A road trip across America hasn’t been this harrowing since the Griswalds set off for Walley World
With Civil War, Alex Garland clearly wants to hold a dark mirror up to present day “polarised” America, using that mirror as a grim crystal ball to foretell the doom to which the so-called Land Of The Free™ is hurtling towards. There’s no denying it’s a subject ripe for exploration, so it’s just a pity that Garland, having chosen his platform, finds he has very little of note to say about it, beyond maybe the tried-and-true trope that war is Hell.
In the ninth month of a second American Civil War, as the President (Nick Offerman) continues to address the nation, assuring them of imminent victory, the secessionist forces of California, Texas (and maybe Florida?) march inexorably towards Washington DC. In New York, veteran war photographer Lee Smith (Kirsten Dunst) and war correspondent Joel (Wagner Moura) hatch a plan to travel to DC and secure an interview with the President, the first in over a year. Along with veteran journalist Sammy (Stephen McKinley Henderson) and Jessie Cullen (Cailee Spaeny), a young wannabe war photographer eager to prove herself, they travel across a country ravaged by the conflict.

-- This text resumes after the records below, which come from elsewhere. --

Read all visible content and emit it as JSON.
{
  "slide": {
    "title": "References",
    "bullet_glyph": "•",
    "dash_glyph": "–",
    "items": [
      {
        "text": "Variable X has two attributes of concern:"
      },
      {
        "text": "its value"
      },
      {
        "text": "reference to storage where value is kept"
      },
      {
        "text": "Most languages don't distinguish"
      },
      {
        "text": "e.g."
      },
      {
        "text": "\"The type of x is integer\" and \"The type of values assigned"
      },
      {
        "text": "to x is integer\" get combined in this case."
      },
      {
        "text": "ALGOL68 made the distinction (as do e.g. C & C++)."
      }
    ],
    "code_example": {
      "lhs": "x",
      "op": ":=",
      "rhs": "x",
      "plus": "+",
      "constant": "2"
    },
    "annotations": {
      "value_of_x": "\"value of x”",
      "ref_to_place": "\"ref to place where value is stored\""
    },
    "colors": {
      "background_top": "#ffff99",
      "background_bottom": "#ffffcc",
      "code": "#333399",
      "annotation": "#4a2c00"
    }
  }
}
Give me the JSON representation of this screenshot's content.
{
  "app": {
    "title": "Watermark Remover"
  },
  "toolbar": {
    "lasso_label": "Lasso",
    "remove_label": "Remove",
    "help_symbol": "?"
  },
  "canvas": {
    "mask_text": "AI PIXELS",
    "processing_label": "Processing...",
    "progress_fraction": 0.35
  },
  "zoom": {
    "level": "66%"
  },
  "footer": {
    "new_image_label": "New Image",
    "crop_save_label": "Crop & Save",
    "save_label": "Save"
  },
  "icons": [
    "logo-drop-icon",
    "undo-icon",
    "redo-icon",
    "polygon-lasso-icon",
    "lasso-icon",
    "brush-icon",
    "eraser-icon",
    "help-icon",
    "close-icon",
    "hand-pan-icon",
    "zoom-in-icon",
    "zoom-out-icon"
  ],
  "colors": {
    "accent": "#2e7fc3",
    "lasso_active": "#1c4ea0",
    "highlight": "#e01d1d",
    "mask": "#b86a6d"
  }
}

Dunst, never the most emotionally engaged of actresses, seems to be aiming for numbed and near-burnt out in her performance but just comes across as exhausted and disappointed. Paired with the eager young cub photographer, she all too often falls into resting mom face, looking like at any moment she will snap and demand to speak to the war’s manager. In contrast, Wagner Moura’s Joel is almost out of emotional control, oscillating wildly between cavalier recklessness and abject despair. It’s almost like the only thing Alex Garland is willing to commit to is, ironically, the idea that moral ambivalence is no way to live. Thankfully, Spaeny and Henderson are present to provide a more accessible emotional journey for the audience, with each at opposite ends of their lives and careers the events bruising and bloodying their experience and enthusiasm. Of course, in wartime tragedy is never far away and CIVIL WAR’s finest moment is the first time tragedy strikes our little brand of intrepid reporters directly. Unfortunately, it reaches its lowest point the second time tragedy strikes as the most profoundly stupid and out-of-character decisions end in the most avoidable fashion.
Garland’s pathological desire to avoid taking an overt political position in the movie creates a lack of specifity that renders the entire movie hollow. Sure, there are hints here and there of real-world factors (Offerman’s rehearsal of his forthcoming Presidential remarks use a syntax that could be considered a bigly clue to the inspiration for his character) but entirely absent from what’s presented on screen is any kind of explanation of how the conflict came about in the first place, an explanation would require Garland to stray into editorial commentary. He sees himself, perhaps, as a noble and detached observer, metatextually crafting his dystopian amorality tale around a group of photojournalists, sworn never to interfere or ask questions but to document so that others may ask the questions which need to be asked and challenge the things that need to be challenged.
It’s a queasy equivocation that sounds good in theory but makes for unpleasant watching on screen, as evidenced in an early scene where Dunst’s character is covering a riot at a water truck which is attacked by a suicide bomber and in the immediate aftermath stalks through the debris and bodies not looking for injured survivors but for the “perfect shot”. It’s a detachment with which CIVIL WAR seeks to expiate its own neutrality but instead only reveals the gap between the film and the war correspondents it seeks to lionise: they provide context, the movie does not.
The marketing may have tried to portray CIVIL WAR as an ersatz OLYMPUS HAS FALLEN writ large, but that does the film a gross disservice. It isn’t really about the war at all – at times it’s barely interested in it. Instead, it’s an examination of the importance and cost of journalism at the bleeding edge of humanity’s worst impulses.
Unfortunately, because we don’t really know who these people are, and what they think of the events unfolding around them, the scrupulous detachment we’re meant to respect them for comes across as callous self-interest, with the only time they ever seem to be genuinely concerned is when their own lives are threatened. At a time when a free and independent press is more important than ever and under more intense pressure than ever, and an open goal to explore the very real possibility that Americans may be the most thoroughly propagandised population in the world, or that the current coruption of the body politic is due less to “both sides” polarisation and more to do with cynical partisan radicalisation, CIVIL WAR feels very much like Alex Garland coming not to praise the free press but to bury it.